For the original sample, a statistic or estimate is calculated, then that same statistic or estimate is recalculated for each bootstrap resample. The resamples need not be smaller than the original sample, as in the diagram, often they are of the same size. The distribution of bootstrapped statistics or estimates is then compared to the original and is used to assess potential error in the estimate or statistic derived from the original sample.
An especially common use of the bootstrap is in machine learning prediction methods. In one application, predictions from multiple bootstrap samples are aggregated, e.g. by averaging.
The bootstrap is about to enter its second half-century; the first published bootstrap example was in 1969.

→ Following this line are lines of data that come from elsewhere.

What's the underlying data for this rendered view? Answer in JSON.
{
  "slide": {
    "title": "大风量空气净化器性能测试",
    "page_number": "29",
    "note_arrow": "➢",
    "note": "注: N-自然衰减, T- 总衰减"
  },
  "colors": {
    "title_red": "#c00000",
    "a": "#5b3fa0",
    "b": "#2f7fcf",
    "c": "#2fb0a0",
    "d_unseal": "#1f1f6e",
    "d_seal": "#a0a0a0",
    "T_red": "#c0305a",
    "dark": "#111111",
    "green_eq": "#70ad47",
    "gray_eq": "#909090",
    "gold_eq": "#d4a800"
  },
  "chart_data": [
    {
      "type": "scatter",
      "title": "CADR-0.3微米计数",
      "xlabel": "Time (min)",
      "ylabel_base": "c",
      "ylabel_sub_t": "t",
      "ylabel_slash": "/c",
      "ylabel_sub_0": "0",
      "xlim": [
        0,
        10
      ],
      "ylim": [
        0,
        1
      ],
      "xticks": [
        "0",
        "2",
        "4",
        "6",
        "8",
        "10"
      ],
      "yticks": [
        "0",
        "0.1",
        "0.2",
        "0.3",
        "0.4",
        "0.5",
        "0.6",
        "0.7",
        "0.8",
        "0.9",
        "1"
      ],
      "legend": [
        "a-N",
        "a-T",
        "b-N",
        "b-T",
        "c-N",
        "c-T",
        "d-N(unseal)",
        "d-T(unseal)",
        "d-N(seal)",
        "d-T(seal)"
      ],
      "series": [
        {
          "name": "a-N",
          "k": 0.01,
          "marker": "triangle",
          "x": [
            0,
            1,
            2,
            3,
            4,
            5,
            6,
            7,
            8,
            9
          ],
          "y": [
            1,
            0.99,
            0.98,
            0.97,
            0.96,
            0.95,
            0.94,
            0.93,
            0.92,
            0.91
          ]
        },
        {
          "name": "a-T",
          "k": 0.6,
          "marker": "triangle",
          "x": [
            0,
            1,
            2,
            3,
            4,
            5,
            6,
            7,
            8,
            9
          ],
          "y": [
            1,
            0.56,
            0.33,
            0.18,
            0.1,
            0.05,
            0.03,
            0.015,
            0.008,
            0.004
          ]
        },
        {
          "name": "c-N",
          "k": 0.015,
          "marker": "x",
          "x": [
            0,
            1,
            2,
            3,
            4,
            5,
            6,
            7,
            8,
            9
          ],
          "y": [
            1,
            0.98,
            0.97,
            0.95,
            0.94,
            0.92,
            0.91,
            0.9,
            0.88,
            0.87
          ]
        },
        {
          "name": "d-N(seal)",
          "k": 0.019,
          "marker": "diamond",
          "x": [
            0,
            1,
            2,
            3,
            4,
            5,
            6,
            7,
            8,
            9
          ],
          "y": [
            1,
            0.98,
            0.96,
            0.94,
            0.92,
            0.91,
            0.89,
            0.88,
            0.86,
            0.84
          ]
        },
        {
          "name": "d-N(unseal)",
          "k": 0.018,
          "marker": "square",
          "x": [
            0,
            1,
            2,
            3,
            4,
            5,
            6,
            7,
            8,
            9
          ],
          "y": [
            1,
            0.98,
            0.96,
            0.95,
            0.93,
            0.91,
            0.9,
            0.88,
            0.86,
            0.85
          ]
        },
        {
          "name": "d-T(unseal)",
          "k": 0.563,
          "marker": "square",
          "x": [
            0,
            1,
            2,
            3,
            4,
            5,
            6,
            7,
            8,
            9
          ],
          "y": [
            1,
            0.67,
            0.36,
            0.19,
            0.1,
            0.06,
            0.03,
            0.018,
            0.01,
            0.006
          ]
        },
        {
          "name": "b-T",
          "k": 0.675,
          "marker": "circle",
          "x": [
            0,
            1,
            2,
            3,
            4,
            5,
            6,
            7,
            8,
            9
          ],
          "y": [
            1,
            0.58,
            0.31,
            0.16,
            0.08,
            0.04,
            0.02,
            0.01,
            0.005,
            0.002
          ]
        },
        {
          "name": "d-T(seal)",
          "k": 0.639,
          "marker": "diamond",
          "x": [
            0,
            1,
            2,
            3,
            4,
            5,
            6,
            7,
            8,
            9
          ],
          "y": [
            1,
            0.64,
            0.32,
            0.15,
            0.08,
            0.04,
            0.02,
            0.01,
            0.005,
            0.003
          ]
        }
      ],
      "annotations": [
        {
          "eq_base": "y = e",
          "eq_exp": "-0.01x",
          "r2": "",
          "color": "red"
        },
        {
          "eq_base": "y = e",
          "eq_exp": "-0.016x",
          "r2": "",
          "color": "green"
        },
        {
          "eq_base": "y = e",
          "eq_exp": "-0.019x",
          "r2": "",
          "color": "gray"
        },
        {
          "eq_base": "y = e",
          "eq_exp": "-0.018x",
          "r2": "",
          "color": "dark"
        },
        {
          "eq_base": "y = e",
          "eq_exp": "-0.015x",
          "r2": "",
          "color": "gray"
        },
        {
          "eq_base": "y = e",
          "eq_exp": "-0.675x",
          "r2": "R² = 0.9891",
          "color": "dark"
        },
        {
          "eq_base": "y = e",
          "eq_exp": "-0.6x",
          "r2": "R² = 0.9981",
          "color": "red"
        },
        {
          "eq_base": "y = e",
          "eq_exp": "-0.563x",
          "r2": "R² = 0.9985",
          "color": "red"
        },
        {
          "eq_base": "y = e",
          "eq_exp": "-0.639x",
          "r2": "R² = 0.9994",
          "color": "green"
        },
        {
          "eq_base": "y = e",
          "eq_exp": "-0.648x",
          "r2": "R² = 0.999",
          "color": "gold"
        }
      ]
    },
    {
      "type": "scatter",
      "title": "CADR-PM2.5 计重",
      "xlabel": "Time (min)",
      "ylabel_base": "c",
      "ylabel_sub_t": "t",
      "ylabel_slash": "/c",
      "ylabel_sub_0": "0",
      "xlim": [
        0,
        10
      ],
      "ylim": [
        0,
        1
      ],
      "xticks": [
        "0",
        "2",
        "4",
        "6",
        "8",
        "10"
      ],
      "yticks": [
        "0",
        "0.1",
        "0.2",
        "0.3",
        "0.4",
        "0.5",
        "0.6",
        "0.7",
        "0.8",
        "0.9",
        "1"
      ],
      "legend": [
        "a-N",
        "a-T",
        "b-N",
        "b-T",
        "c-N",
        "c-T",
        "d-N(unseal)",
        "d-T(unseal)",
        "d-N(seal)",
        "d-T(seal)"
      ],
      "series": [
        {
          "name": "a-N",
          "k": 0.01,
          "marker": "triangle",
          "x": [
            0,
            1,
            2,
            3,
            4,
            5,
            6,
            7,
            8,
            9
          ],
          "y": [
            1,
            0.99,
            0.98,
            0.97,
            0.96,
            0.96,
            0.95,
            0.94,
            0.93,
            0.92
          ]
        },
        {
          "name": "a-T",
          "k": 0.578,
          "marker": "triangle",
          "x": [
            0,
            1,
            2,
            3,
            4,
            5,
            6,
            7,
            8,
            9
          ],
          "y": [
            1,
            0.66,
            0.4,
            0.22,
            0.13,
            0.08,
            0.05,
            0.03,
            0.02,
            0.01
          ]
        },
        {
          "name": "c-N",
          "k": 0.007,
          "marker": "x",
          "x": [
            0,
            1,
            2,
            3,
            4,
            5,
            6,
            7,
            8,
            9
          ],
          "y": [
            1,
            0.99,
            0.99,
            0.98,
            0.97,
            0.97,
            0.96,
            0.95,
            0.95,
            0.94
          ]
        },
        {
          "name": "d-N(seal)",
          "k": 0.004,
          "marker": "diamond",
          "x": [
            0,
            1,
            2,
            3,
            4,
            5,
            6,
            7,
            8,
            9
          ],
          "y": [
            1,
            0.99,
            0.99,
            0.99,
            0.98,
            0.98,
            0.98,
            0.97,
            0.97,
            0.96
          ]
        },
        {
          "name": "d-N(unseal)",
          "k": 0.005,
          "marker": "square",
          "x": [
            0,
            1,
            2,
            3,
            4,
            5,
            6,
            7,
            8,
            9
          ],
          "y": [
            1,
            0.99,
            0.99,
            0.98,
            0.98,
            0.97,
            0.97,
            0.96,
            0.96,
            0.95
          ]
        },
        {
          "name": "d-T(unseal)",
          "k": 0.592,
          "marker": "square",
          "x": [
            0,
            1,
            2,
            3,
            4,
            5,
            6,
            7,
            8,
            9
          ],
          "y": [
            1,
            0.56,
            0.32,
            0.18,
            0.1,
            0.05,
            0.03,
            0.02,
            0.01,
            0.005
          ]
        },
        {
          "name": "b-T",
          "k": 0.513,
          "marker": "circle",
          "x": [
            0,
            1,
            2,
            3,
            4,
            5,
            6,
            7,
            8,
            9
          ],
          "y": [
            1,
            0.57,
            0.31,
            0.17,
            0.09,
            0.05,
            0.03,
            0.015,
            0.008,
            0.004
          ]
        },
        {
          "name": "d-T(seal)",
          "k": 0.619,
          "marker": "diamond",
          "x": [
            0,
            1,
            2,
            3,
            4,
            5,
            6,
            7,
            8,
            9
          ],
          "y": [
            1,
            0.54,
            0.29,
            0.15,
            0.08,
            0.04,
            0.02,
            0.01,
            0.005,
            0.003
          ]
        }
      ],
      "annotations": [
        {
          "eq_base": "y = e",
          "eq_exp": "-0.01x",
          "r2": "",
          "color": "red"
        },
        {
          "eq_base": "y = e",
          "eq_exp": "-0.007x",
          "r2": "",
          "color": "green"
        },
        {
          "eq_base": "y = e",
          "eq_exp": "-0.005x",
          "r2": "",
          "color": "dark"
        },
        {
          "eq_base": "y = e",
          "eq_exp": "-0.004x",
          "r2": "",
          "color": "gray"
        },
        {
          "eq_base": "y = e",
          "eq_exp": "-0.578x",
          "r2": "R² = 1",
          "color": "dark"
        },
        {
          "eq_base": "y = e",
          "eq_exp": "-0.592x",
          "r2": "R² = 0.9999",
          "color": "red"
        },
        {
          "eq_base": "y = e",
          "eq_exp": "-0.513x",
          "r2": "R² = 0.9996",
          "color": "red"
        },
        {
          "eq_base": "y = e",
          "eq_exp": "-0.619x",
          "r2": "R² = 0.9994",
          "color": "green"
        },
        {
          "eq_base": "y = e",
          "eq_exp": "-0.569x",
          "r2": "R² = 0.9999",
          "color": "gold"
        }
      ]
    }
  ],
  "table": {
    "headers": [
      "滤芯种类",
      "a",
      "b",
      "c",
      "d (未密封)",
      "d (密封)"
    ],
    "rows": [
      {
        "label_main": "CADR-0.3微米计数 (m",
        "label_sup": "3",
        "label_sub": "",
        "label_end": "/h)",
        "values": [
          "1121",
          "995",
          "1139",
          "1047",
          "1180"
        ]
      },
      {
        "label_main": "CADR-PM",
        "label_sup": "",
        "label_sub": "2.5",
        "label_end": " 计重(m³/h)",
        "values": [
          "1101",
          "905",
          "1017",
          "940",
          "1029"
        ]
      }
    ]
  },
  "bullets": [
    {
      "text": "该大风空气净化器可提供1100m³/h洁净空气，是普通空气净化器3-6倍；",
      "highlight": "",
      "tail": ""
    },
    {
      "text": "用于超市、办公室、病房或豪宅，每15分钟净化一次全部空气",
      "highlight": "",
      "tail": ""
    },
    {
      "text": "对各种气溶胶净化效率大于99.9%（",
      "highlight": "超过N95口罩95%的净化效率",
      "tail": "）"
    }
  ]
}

Julian Simon (left), the University of Maryland economist and demographer, included a bootstrap sample size illustration in his 1969 text Basic Research Methods for Social Science, among a compendium of Monte Carlo techniques for inference.
The bootstrap was given its name, and full statistical foundations, in 1979, by the Stanford statistician Bradley Efron (right). Of course, only with the widespread availability of computing power did the bootstrap gain popularity.
For many mathematical minds, the crude simplicity of the bootstrap was offensive. Why does it work? Consider a slightly modified version of the bootstrap algorithm:
- Replicate the original sample (say) thousands of times. Now you have a “population” to draw from. Although synthetic, it is also embodies everything you know about the population that gave rise to your sample.
- Draw lots of samples from this synthetic population without replacement.
- For each such sample, recalculate the statistic or estimate of interest.
Some reflection will show that this is functionally equivalent to the bootstrap. But how does it compare to classical formula-based inference based on normal approximations?
The latter, instead of replicating the original sample thousands of times, substitutes an infinite population with a normal distribution, based on the sample mean and standard deviation.
Where the data are normally distributed and well-behaved, the classical approach works well, is less “lumpy” than the bootstrap, and provides better coverage in the extremes.
Much real-world data, though, is far from normally-distributed – the bootstrap works much better in such cases.